Perhaps that's why we've accepted crude ideas like "we all want to be young" as if they were brilliant insights. In reality, what we want is not to be social outcasts and stigmatized after a certain age, to not have our behaviors judged and constrained by arbitrary and stifling tacit rules about what is acceptable at a certain age, and also to maintain our vitality and health for as long as possible. Facing numerous professional, personal, and financial challenges, already dealing with some of life's imposed frustrations (unlike the young who inhabit a world of infinite potential), having to deal with others' condescending attitudes is too much to ask.
The curious thing is that the semantic associations with maturity are so negative that even younger people are affected - evidenced by the increasingly early start of "rejuvenating" and preventive surgeries and treatments.

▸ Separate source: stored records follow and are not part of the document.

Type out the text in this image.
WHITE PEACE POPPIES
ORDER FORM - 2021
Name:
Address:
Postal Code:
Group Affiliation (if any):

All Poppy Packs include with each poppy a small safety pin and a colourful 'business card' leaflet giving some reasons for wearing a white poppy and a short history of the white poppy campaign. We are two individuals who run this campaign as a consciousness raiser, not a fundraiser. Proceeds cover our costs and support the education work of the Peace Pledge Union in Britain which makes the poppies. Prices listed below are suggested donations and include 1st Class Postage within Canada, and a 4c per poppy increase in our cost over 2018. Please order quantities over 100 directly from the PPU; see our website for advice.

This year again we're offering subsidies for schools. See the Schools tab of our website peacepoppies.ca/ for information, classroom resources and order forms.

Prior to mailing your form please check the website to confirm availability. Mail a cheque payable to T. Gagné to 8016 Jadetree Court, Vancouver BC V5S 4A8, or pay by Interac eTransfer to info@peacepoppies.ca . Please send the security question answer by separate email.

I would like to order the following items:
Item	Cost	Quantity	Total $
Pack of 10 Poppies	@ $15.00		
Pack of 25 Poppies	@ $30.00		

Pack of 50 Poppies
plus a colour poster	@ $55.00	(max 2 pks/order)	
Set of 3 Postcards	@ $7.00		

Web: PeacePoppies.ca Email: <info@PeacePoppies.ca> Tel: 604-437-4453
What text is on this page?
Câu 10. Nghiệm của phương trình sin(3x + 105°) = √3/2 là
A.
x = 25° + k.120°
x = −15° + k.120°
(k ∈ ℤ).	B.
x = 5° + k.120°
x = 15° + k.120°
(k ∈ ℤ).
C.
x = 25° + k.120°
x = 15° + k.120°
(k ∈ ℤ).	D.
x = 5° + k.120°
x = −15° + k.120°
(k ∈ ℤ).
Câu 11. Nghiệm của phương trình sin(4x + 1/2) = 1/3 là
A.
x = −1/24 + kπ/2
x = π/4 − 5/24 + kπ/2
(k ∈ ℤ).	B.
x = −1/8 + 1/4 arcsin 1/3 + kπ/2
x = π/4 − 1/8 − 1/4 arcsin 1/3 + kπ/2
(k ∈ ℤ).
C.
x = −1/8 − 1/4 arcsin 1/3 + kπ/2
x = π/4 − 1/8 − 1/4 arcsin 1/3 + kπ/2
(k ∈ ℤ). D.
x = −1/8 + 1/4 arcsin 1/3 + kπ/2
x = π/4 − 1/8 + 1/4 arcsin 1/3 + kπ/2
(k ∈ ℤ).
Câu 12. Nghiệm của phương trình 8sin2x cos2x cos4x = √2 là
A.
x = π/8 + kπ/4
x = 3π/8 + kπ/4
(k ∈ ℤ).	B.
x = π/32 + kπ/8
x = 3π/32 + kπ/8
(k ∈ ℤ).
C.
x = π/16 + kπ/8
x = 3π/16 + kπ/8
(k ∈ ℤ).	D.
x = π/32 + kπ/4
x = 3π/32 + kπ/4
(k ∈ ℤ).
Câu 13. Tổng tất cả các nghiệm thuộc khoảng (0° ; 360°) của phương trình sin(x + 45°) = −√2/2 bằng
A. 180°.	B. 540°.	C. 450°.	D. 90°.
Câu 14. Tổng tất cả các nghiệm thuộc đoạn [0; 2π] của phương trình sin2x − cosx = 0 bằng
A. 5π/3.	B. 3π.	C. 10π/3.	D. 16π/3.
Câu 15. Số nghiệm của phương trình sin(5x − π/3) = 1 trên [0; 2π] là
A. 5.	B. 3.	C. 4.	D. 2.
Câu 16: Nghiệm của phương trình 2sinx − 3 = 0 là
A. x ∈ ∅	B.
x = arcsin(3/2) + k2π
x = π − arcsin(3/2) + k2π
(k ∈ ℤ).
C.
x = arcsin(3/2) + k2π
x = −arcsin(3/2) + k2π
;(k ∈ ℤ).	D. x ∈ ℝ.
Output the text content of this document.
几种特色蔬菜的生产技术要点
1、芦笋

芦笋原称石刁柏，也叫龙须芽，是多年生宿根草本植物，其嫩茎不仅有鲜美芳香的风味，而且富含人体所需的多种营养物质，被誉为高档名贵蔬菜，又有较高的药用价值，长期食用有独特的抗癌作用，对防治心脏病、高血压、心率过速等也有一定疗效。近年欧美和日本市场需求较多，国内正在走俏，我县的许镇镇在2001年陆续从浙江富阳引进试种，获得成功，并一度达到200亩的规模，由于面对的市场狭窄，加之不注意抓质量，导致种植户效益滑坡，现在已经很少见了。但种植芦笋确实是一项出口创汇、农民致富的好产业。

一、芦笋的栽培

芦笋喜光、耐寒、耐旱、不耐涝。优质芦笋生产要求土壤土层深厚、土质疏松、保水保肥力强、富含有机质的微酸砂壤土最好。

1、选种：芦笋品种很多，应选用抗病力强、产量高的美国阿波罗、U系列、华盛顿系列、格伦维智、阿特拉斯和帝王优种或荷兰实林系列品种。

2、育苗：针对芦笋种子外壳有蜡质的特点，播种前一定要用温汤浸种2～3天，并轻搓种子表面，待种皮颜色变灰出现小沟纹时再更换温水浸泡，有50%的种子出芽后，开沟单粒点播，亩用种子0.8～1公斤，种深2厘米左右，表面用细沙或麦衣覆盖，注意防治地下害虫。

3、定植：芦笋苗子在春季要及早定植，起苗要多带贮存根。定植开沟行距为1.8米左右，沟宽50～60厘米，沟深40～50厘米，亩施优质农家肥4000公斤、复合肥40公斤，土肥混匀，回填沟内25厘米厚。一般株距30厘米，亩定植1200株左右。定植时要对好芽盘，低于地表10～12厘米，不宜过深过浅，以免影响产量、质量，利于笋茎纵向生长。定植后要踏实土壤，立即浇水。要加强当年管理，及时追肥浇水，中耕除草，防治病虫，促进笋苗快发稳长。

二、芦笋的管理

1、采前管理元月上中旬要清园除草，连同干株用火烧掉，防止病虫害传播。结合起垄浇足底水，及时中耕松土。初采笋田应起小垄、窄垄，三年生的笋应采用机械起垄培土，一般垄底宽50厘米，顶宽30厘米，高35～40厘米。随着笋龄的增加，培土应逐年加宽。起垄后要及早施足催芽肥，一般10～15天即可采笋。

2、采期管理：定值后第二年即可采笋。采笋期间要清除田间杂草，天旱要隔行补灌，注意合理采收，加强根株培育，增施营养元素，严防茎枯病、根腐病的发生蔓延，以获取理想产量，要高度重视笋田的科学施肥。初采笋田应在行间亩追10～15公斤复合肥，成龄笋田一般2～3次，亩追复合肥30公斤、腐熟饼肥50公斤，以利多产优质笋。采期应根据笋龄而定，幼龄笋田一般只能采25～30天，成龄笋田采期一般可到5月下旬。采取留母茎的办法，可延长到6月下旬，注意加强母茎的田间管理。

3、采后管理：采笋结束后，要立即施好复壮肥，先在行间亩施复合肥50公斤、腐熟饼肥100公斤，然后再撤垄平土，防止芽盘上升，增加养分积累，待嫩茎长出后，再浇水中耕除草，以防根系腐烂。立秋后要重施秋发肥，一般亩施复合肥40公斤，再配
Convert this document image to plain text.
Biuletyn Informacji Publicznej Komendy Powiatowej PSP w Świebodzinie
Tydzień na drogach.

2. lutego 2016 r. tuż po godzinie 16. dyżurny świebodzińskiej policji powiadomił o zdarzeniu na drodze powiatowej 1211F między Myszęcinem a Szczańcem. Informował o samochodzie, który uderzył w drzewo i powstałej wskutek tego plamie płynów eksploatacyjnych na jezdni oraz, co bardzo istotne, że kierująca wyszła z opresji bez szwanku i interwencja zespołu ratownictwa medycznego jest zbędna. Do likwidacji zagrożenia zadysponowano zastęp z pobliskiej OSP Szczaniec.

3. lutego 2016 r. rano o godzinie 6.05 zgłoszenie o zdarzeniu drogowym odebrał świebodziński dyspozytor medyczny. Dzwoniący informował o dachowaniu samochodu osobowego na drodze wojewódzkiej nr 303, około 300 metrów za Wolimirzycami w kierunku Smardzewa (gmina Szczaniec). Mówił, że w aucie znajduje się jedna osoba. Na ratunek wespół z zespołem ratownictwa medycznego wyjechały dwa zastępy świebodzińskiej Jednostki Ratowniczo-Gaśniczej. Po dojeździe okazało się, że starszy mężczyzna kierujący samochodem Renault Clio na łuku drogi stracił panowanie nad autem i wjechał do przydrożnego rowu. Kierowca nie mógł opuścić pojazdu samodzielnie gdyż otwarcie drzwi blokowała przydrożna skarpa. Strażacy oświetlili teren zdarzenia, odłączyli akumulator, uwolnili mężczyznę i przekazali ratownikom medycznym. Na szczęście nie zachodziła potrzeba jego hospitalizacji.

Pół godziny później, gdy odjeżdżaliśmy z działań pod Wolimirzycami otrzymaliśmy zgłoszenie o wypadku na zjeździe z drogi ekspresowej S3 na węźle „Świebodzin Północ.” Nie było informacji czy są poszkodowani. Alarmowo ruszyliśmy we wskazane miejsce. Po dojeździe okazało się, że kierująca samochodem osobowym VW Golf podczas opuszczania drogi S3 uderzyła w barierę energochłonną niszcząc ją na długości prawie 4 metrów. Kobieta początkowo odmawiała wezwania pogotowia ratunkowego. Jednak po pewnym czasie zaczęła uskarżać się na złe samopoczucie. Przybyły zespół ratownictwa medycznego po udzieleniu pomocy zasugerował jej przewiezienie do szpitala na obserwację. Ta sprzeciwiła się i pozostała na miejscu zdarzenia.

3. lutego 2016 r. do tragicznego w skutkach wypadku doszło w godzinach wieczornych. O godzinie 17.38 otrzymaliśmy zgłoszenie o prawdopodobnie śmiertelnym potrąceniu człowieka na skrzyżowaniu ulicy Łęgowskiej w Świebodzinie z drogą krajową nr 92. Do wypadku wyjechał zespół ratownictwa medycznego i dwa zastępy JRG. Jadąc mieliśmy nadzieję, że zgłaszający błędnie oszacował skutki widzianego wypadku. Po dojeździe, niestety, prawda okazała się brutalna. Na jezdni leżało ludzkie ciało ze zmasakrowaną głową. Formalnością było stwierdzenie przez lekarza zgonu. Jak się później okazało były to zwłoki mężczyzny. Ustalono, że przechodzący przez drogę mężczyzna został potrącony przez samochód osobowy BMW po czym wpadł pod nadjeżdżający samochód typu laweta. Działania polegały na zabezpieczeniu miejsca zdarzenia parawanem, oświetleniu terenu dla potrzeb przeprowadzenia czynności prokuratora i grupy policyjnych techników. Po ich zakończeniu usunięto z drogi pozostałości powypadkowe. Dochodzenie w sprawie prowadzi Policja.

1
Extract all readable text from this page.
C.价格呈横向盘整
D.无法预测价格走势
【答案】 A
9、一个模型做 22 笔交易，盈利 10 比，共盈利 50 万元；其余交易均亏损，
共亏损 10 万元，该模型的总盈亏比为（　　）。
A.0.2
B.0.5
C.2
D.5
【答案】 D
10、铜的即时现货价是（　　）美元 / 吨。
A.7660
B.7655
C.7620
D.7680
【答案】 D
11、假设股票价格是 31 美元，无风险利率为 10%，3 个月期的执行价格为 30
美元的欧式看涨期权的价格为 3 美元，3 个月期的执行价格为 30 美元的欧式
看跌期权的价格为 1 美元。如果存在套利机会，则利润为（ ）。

To make matters worse, part of the contemporary discourse vilifies older adults as bearers of power and makers of the really important decisions, and although this is somewhat true (yes, a large number of political and business leaders are middle-aged) - most people in this stage of life in Brazil do not hold this kind of power and are merely juggling many responsibilities and trying to do their best for their families, in all their various definitions and arrangements.
But there are other possible paths. The contrast with other cultures with larger older populations, such as in Asia and parts of Italy, is striking - the experience and social role of older adults are reasons for reverence, not ridicule, and this different perspective positively impacts the quality of life for everyone.
From a certain angle, being middle-aged is more "revolutionary" or countercultural than youth itself, with so many codes of belonging and so much insecurity about one's place in the world. Caring less about others' opinions as a sign of maturity is a common theme among older adults, and few things can be more authentic and genuinely rebellious than that.
It's time to reflect more on the tired jokes and clichés we ourselves replicate. It's time to stop trying to explain the complexity and richness of the human experience through reductionist ideas that lump billions of individuals together. It's time to abandon the view of mature life from the narcissistic and self-referential perspective of the stereotypical young person. It's time to question the unproven idea of the aspirationality of youth consumption. It's time to understand, with data and research and not with clichés and unfounded theories, the pains and pleasures of a stage of life that we will all go through, in unique circumstances due to all the major transformations we are experiencing.